Les souvenirs du monocle noir
Cet exemplaire du Théâtre complet de Jean Anouilh, avec un envoi à Paul Meurisse, a été adjugé 280 €
Oger-Blanchet
Paul Meurisse (1912-1979 ) joua, pour la première fois, le rôle d’un commissaire de police dans le premier film policier de Jean-Pierre Melville, Le Deuxième Souffle (1966). « [Il] y interprète le plus beau personnage de flic de toute l’œuvre de Melville. La scène où il reconstitue en présence de témoins l’échange de coups de feu survenu dans un bar, tournée en un seul plan, constitue un admirable morceau d’anthologie… », assure Olivier Père dans un numéro d’Arte Cinéma. Il avait une manière d’interpréter la plupart de ses rôles avec la même élégance et le même flegme, tour à tour ironique ou inquiétant. Il restait toujours lui-même, parfois avec une affectation touchant à l’autodérision, en particulier dans la trilogie L’Œil du monocle (1962) de Georges Lautner.
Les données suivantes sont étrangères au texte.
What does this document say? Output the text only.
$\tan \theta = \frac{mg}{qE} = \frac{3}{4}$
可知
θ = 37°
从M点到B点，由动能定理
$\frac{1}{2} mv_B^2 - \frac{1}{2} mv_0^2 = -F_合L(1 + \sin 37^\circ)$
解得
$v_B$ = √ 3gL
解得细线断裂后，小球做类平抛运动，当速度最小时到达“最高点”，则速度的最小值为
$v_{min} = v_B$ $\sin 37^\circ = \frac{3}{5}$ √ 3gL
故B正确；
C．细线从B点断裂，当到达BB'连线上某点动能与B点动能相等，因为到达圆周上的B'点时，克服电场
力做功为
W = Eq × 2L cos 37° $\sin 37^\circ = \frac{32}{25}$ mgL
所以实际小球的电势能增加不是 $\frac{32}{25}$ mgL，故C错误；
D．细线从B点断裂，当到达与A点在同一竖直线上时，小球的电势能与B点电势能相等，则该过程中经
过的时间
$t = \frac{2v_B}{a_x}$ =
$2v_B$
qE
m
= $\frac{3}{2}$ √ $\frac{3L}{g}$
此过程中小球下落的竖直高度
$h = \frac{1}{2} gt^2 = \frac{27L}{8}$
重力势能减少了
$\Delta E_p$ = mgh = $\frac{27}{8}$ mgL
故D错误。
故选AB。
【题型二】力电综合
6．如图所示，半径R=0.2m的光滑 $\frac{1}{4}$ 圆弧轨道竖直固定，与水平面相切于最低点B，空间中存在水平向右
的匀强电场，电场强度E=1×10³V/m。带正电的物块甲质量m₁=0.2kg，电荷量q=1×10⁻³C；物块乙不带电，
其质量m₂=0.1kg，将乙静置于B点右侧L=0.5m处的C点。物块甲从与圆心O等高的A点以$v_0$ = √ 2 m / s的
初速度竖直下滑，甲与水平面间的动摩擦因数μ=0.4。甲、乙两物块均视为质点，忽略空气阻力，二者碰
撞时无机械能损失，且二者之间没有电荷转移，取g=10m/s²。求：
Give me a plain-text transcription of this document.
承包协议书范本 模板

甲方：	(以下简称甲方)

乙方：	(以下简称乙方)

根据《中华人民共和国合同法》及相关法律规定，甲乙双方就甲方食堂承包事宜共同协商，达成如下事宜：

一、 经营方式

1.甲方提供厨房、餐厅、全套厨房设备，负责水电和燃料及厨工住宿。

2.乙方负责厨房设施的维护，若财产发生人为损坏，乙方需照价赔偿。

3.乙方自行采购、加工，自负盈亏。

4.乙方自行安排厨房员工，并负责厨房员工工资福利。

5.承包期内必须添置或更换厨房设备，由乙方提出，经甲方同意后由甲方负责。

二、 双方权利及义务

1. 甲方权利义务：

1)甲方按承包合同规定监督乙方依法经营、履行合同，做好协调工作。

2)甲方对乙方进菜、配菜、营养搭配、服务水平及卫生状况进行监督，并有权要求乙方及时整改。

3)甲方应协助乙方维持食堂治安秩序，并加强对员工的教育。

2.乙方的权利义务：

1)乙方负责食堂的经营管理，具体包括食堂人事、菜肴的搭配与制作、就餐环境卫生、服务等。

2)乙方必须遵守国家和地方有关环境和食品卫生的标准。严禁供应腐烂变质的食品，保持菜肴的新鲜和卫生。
Était-ce lié à ses premières carrières, celles de clerc de notaire, puis de chanteur et danseur ? Toujours est-il que Paul Meurisse fut encore et davantage un énorme comédien au théâtre. La preuve en est cette dédicace rédigée par Jean Anouilh sur le premier tome de son Théâtre complet, préfacé par Pol Vandromme (Lausanne, La Guilde du Livre, 1963) : « Pour Paul, mon frère d’armes, pour lui faire un peu de lecture au cas où nous prendrions tous deux notre retraite ce soir… Bien amicalement (27 septembre 1972). » Cet exemplaire auquel avaient été joints, du même Anouilh, Le Directeur de l’Opéra (Paris, La Table Ronde, 1972), dans une édition originale, avec un envoi au comédien qui dans cette pièce tenait le rôle principal (créée à la Comédie des Champs-Elysées la même année) et Cher Antoine ou l’amour raté (La Table Ronde, 1969, édition originale, un des 60 exemplaires sur Hollande Van Gelder). Cet ensemble a été adjugé 280 € à Drouot par la maison Oger-Blanchet, le 3 octobre 2023, lors de la dispersion des souvenirs de Monsieur et Madame Paul Meurisse.
Le couple vivait à Neuilly-sur-Seine dans un appartement au mobilier très classique. Paul Meurisse avait épousé en troisièmes noces, en 1960, Micheline Gary (1925-2022), également actrice. Les deux ont laissé quelques perles dans leur correspondance. À Gabin par exemple, dans un télégramme : « Je vous propose de renvoyer à leurs cultures les paysans qui envahissent notre profession », ou alors dans une lettre adressée au cinéaste Jean-Pierre Melville « Insolent dites-vous ! oui monsieur je l’étais. Hélas, J’ai pris tant d’antibiotiques que je me sens très con. Rassurez-vous, je me bourre d’antibiocons pour retrouver mes tics ». Un lot important de lettres qui lui sont adressées a trouvé preneur à 2 000 €. On y trouve un billet de Jean Poiret : « Je n’ai pas voulu hier soir me mêler à la foule qui se pressait en coulisses malgré le vif désir que j’avais de vous dire mon admiration, mon enthousiasme pour votre interprétation… » La lettre la plus émouvante est celle que Micheline Meurisse adressa à Jean Anouilh après la mort de Paul : « L’hommage que vous rendez à Paul m’a bouleversée. Parce qu’une fois de plus, comme Paul me l’a si souvent fait remarquer à propos de telle ou telle réplique de vous qu’il avait tant de plaisir à dire, vous avez trouvé les mots justes ; et pour parler de ce qui vous unissait. Paul vous a estimé et admiré plus qu’aucun homme de son métier. Jusqu’au dernier jour ».